Secondo quanto si legge nell’opera di Girolamo Marciano, un importante studioso salentino vissuto tra la fine del XVI secolo e l’inizio del XVII secolo (quindi a poca distanza temporale degli ultimi eventi che hanno interessato la storia della città), la decisione più dolorosa per Roca arriva nel 1544, a sedici anni dalla guerra del 1528. A seguito dell’autorizzazione di Carlo V, il presidente della provincia di Terra d’Otranto, don Ferrante Loffredo, fa radere al suolo la città, togliendo così ai turchi la possibilità di usarla come punto di sbarco. Roca, macchiata anche di “francesismo” durante la guerra franco-spagnola, doveva essere cancellata per sempre. In realtà, la documentazione presente nell’Archivo General de Simancas attesta la presenza di un contingente militare a Roca negli anni ’50 del XVI secolo, il che significa che non si può ancora definire con certezza il periodo in cui la città viene completamente abbandonata. Certo è che nella seconda metà del Cinquecento, in contemporanea con il declino di Roca Vecchia, sorge più nell’interno un altro piccolo villaggio, Roca Nuova. Questo borgo fortificato, insieme con le torri della costa, le masserie e i castelli dell’entroterra, viene a far parte di una nuova strategia difensiva del Regno di Napoli: affidare alle torri costiere la funzione di avvistamento e ai centri fortificati, tra Lecce e la costa, una linea difensiva a protezione del capoluogo.
È bello però pensare che Roca non sia mai morta, e che l’intento dell’epoca di spazzare via ogni residuo sia fallito anche perché ancora oggi possiamo ammirare i resti e, chiudendo gli occhi, immaginare i tumulti che si vivevano in quella zona per secoli. Fino al Novecento le bellezze di Roca sono coperte da cumuli di macerie che l’azione del mare distrugge e modella.
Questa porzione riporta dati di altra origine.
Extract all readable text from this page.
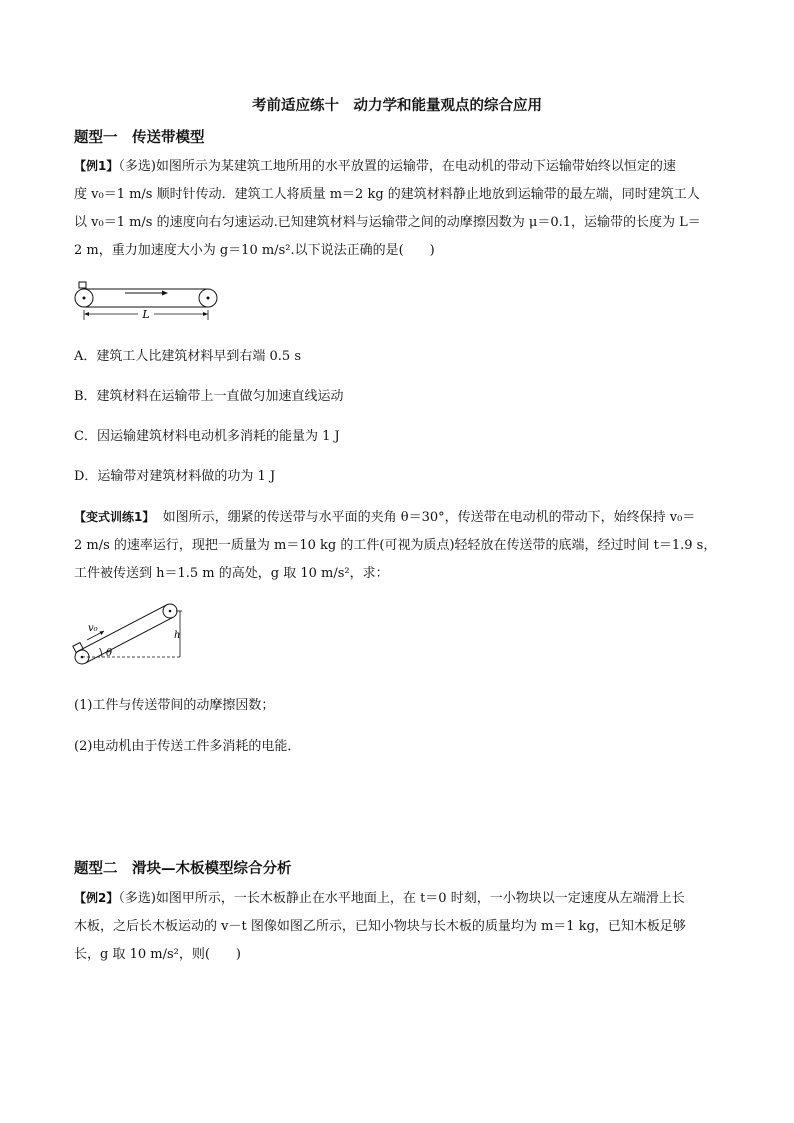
考前适应练十　动力学和能量观点的综合应用
题型一　传送带模型
【例1】（多选)如图所示为某建筑工地所用的水平放置的运输带，在电动机的带动下运输带始终以恒定的速
度 v₀＝1 m/s 顺时针传动．建筑工人将质量 m＝2 kg 的建筑材料静止地放到运输带的最左端，同时建筑工人
以 v₀＝1 m/s 的速度向右匀速运动.已知建筑材料与运输带之间的动摩擦因数为 μ＝0.1，运输带的长度为 L＝
2 m，重力加速度大小为 g＝10 m/s².以下说法正确的是(　　)
L
A．建筑工人比建筑材料早到右端 0.5 s
B．建筑材料在运输带上一直做匀加速直线运动
C．因运输建筑材料电动机多消耗的能量为 1 J
D．运输带对建筑材料做的功为 1 J
【变式训练1】 如图所示，绷紧的传送带与水平面的夹角 θ＝30°，传送带在电动机的带动下，始终保持 v₀＝
2 m/s 的速率运行，现把一质量为 m＝10 kg 的工件(可视为质点)轻轻放在传送带的底端，经过时间 t＝1.9 s，
工件被传送到 h＝1.5 m 的高处，g 取 10 m/s²，求：
v₀
h
θ
(1)工件与传送带间的动摩擦因数；
(2)电动机由于传送工件多消耗的电能．
题型二　滑块—木板模型综合分析
【例2】（多选)如图甲所示，一长木板静止在水平地面上，在 t＝0 时刻，一小物块以一定速度从左端滑上长
木板，之后长木板运动的 v－t 图像如图乙所示，已知小物块与长木板的质量均为 m＝1 kg，已知木板足够
长，g 取 10 m/s²，则(　　)
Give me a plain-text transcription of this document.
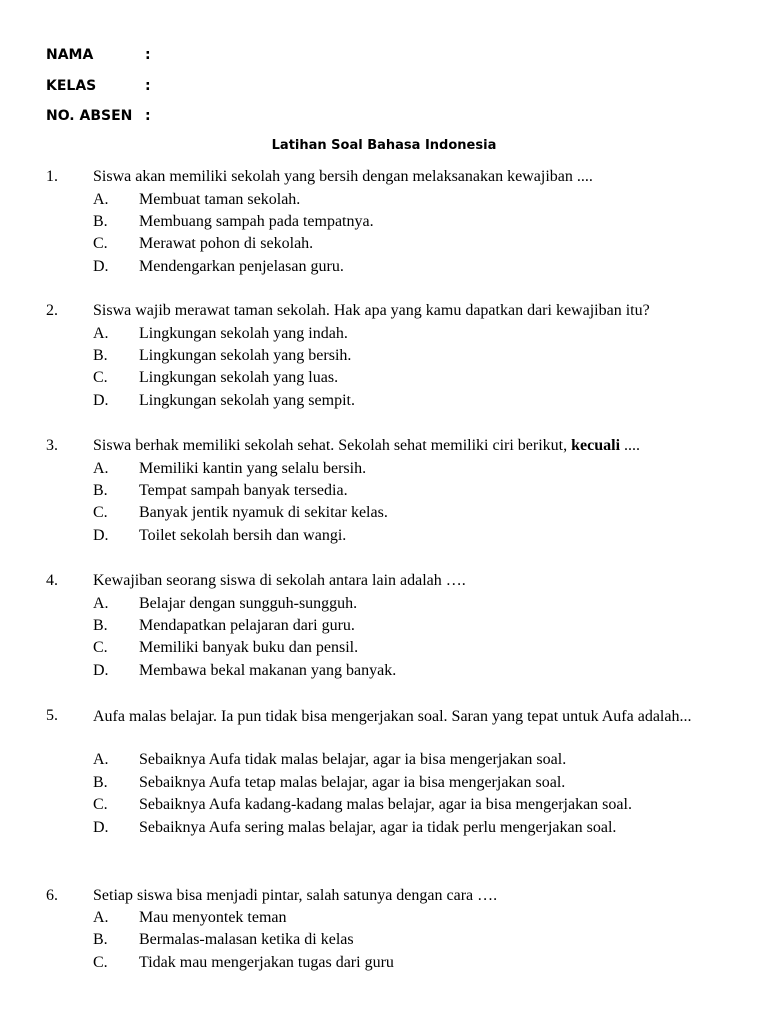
NAMA	:
KELAS	:
NO. ABSEN :
Latihan Soal Bahasa Indonesia
1. Siswa akan memiliki sekolah yang bersih dengan melaksanakan kewajiban ....
A. Membuat taman sekolah.
B. Membuang sampah pada tempatnya.
C. Merawat pohon di sekolah.
D. Mendengarkan penjelasan guru.
2. Siswa wajib merawat taman sekolah. Hak apa yang kamu dapatkan dari kewajiban itu?
A. Lingkungan sekolah yang indah.
B. Lingkungan sekolah yang bersih.
C. Lingkungan sekolah yang luas.
D. Lingkungan sekolah yang sempit.
3. Siswa berhak memiliki sekolah sehat. Sekolah sehat memiliki ciri berikut, kecuali ....
A. Memiliki kantin yang selalu bersih.
B. Tempat sampah banyak tersedia.
C. Banyak jentik nyamuk di sekitar kelas.
D. Toilet sekolah bersih dan wangi.
4. Kewajiban seorang siswa di sekolah antara lain adalah ….
A. Belajar dengan sungguh-sungguh.
B. Mendapatkan pelajaran dari guru.
C. Memiliki banyak buku dan pensil.
D. Membawa bekal makanan yang banyak.
5. Aufa malas belajar. Ia pun tidak bisa mengerjakan soal. Saran yang tepat untuk Aufa adalah...
A. Sebaiknya Aufa tidak malas belajar, agar ia bisa mengerjakan soal.
B. Sebaiknya Aufa tetap malas belajar, agar ia bisa mengerjakan soal.
C. Sebaiknya Aufa kadang-kadang malas belajar, agar ia bisa mengerjakan soal.
D. Sebaiknya Aufa sering malas belajar, agar ia tidak perlu mengerjakan soal.
6. Setiap siswa bisa menjadi pintar, salah satunya dengan cara ….
A. Mau menyontek teman
B. Bermalas-malasan ketika di kelas
C. Tidak mau mengerjakan tugas dari guru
Roca non muore mai anche perché l’immenso bagaglio plurimillenario storico, letterario, religioso che ruota attorno al sito ha costruito la cultura di una popolazione, stretta già dal XVI secolo alla venerazione di Maria Santissima delle Grazie di Roca Vecchia.
Gli ultimi duecento anni segnano anche la nascita della Roca moderna, Roca Li Posti. Diverse famiglie perlopiù provenienti dalla cittadina di Calimera costruiscono lì la loro residenza estiva e rompono il silenzio di una città che tutti noi siamo obbligati a preservare per poter recuperare la nostra storia e la nostra identità.
Walter
Non so se questo commento verrà considerato, ma potrà essere utile a correggere quanto in parte scritto in questo paragrafo su Roca Vecchia. Mi dispiace ma non sono d’accordo assolutamente con la conclusione fatta dall’autore di questo articolo circa la scomparsa e la distruzione di Roca Vecchia e la nascita di Roca Nuova. Basta leggere a tal riguardo la pubblicazione di Donato Giancarlo De Pascalis (Una città di fondazione tra XIII e XIV secolo: il caso di Roca in Terra d’Otranto) e “Terra Roce. Roca Nuova, storia di un passato ritrovato”. Abbiate la voglia di provvedere.
Comune_Melendugno
Gentile Walter la ringraziamo per la sua indicazione e per i riferimenti bibliografici, a noi già noti. Provvederemo ad apportare delle modifiche qualora lo ritenessimo necessario.